Effect of Bundle Method in Distributed Lagrangian Relaxation Protocol

The Generalized Mutual Assignment Problem (GMAP) is a maximization problem in distributed environments, where multiple agents select goods under resource constraints. Distributed Lagrangian Relaxation Protocols (DisLRP) are peer-to-peer communication protocols for solving GMAP instances. In DisLRPs, agents seek a good quality upper bound on the optimal value by solving the Lagrangian dual problem, which is a convex minimization problem. Existing DisLRPs exploit a subgradient method to explore a better upper bound by updating the Lagrange multipliers (prices) of goods. While the computational complexity of the subgradient method is very low, it cannot detect tha fact that an upper bound converges to the minimum.
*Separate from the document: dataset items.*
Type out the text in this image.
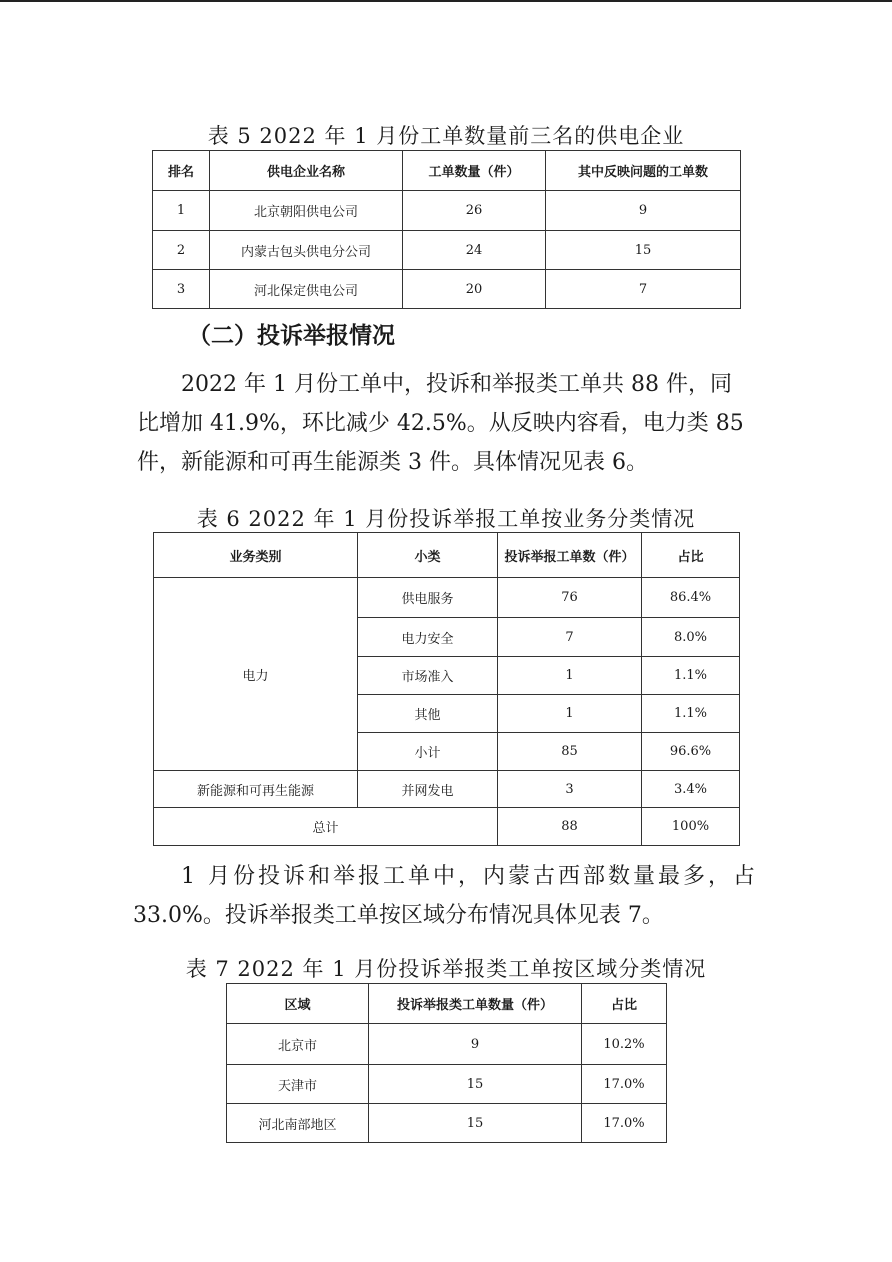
表 5 2022 年 1 月份工单数量前三名的供电企业
排名	供电企业名称	工单数量（件）	其中反映问题的工单数
1	北京朝阳供电公司	26	9
2	内蒙古包头供电分公司	24	15
3	河北保定供电公司	20	7
（二）投诉举报情况

2022 年 1 月份工单中，投诉和举报类工单共 88 件，同

比增加 41.9%，环比减少 42.5%。从反映内容看，电力类 85

件，新能源和可再生能源类 3 件。具体情况见表 6。

表 6 2022 年 1 月份投诉举报工单按业务分类情况
业务类别	小类	投诉举报工单数（件）	占比
电力	供电服务	76	86.4%
	电力安全	7	8.0%
	市场准入	1	1.1%
	其他	1	1.1%
	小计	85	96.6%
新能源和可再生能源	并网发电	3	3.4%
总计		88	100%

1 月份投诉和举报工单中，内蒙古西部数量最多，占

33.0%。投诉举报类工单按区域分布情况具体见表 7。

表 7 2022 年 1 月份投诉举报类工单按区域分类情况
区域	投诉举报类工单数量（件）	占比
北京市	9	10.2%
天津市	15	17.0%
河北南部地区	15	17.0%
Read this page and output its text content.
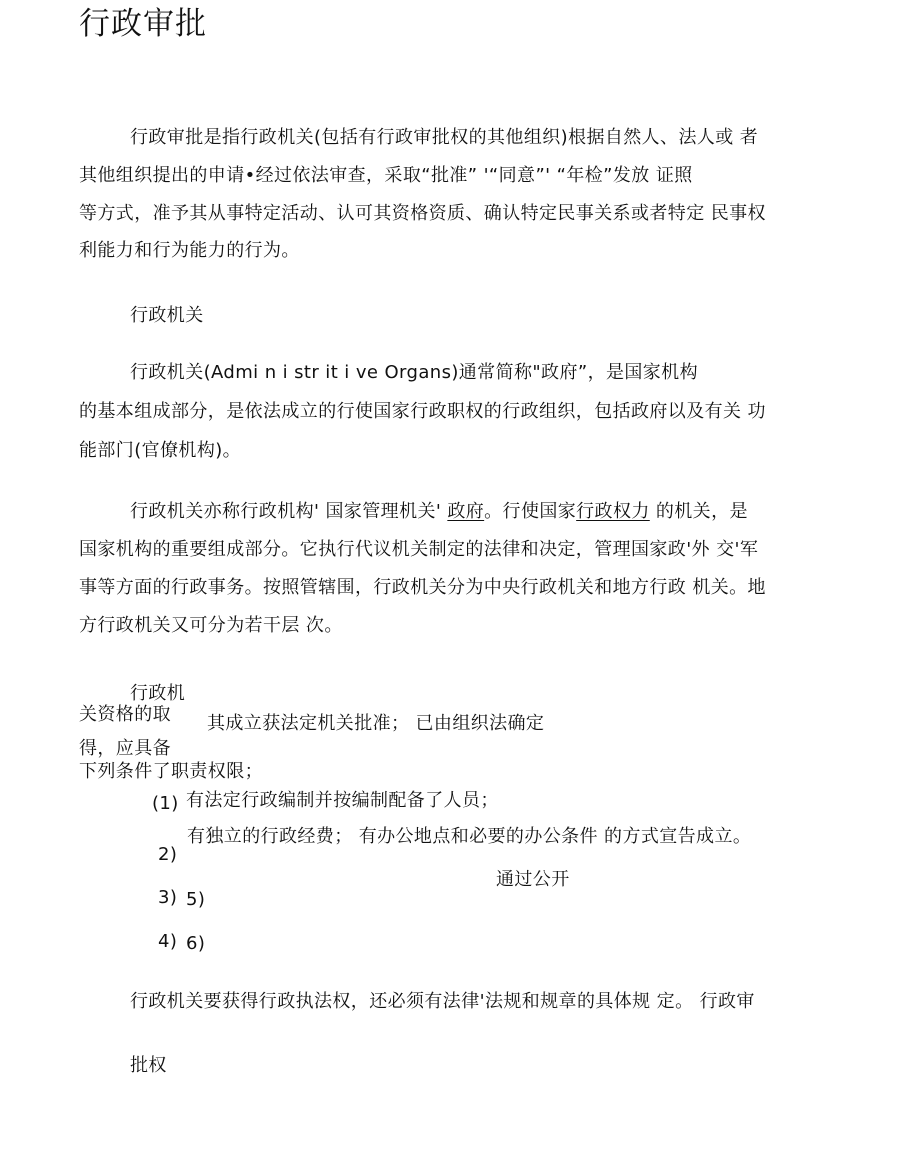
行政审批
行政审批是指行政机关(包括有行政审批权的其他组织)根据自然人、法人或 者
其他组织提出的申请•经过依法审查，采取“批准” '“同意”' “年检”发放 证照
等方式，准予其从事特定活动、认可其资格资质、确认特定民事关系或者特定 民事权
利能力和行为能力的行为。
行政机关
行政机关(Admi n i str it i ve Organs)通常简称"政府”，是国家机构
的基本组成部分，是依法成立的行使国家行政职权的行政组织，包括政府以及有关 功
能部门(官僚机构)。
行政机关亦称行政机构' 国家管理机关' 政府。行使国家行政权力 的机关，是
国家机构的重要组成部分。它执行代议机关制定的法律和决定，管理国家政'外 交'军
事等方面的行政事务。按照管辖围，行政机关分为中央行政机关和地方行政 机关。地
方行政机关又可分为若干层 次。
行政机
关资格的取 其成立获法定机关批准； 已由组织法确定
得，应具备
下列条件了职责权限；
(1) 有法定行政编制并按编制配备了人员；
有独立的行政经费； 有办公地点和必要的办公条件 的方式宣告成立。
2)
通过公开
3) 5)
4) 6)
行政机关要获得行政执法权，还必须有法律'法规和规章的具体规 定。 行政审
批权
Moreover, solution oscillation sometimes occurs, which is critical for its performance. In this paper, we present a new DisLRP with a Bundle Method and refer to it as Bundle DisLRP (BDisLRP). The bundle method, which is also called the stabilized cutting planes method, has recently attracted much attention as a way to solve Lagrangian dual problems in centralized environments. We show that this method can also work in distributed environments. We experimentally compared BDisLRP with Adaptive DisLRP (ADisLRP), which is a previous protocol that exploits the subgradient method, to demonstrate that BDisLRP converged faster with better quality upper bounds than ADisLRP.